May 29, 2014

The Department of Labor (DOL) has amended its model notices under the Consolidated Omnibus Budget Reconciliation Act of 1985 (COBRA).  Since 1985 employers of twenty or more employees have been required to provide a temporary continuation of group health coverage to covered former-employees, which otherwise would be terminated.  Under COBRA, employers are required to notify employees of their rights.  Employers often disseminate such COBRA notices initially upon hiring and upon a qualifying event (i.e. termination of employment).

In a 2013 DOL release (Technical Release No. 2013-02), the DOL updated its model notices to account for the changing healthcare landscape in the wake of the Affordable Care Act (ACA).  The released models focus on providing employees with information on new alternative health coverage options available through federal and state run health care exchanges.

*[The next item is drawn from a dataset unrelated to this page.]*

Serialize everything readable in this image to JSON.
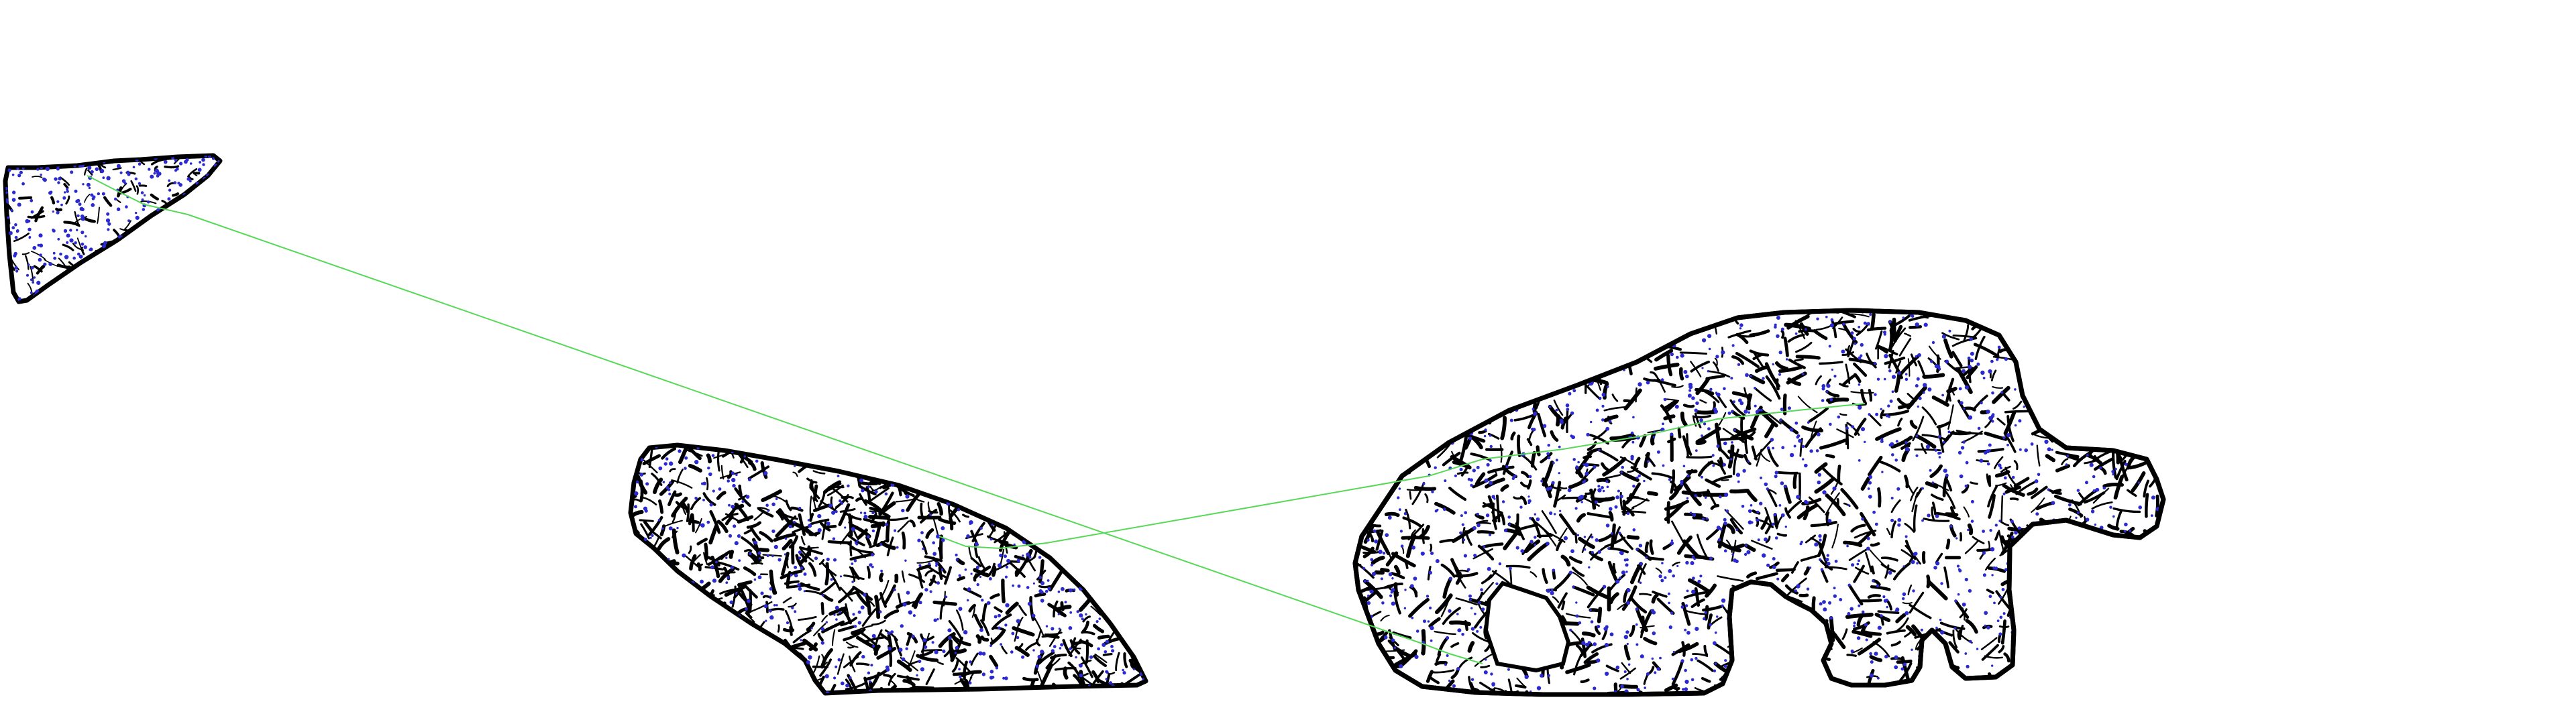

Specifically, the DOL changed its initial notice to include:

  • Information on reformed restrictions on preexisting condition exclusions;
  • Information on new coverage options under the exchanges that may be available to employees who lose their group coverage; and
  • Information on special enrollment options.

The most apparent revisions come to the DOL’s model election notice, which no longer focuses the characterization of COBRA benefits as the only option for terminated employees, but one of several coverage options now available.  Specific changes include language that informs employees:

  • That coverage under other options, including the health care exchanges may cost less than traditional COBRA coverage;
  • Of the potential difficulty for an individual to switch coverage options once an initial coverage decision is made;
  • Of the availability of premium tax credits and cost-sharing benefits via the exchanges;
  • Of the options for switching between COBRA coverage and exchange-based coverage; and
  • Of a list of factors for individuals to consider in choosing among coverage options, including premiums, cost-sharing, possible severance plan payments, provider network access and benefit service areas).

Plan administrators who have based their COBRA notification on DOL models should become familiar with the amendments and adjust accordingly.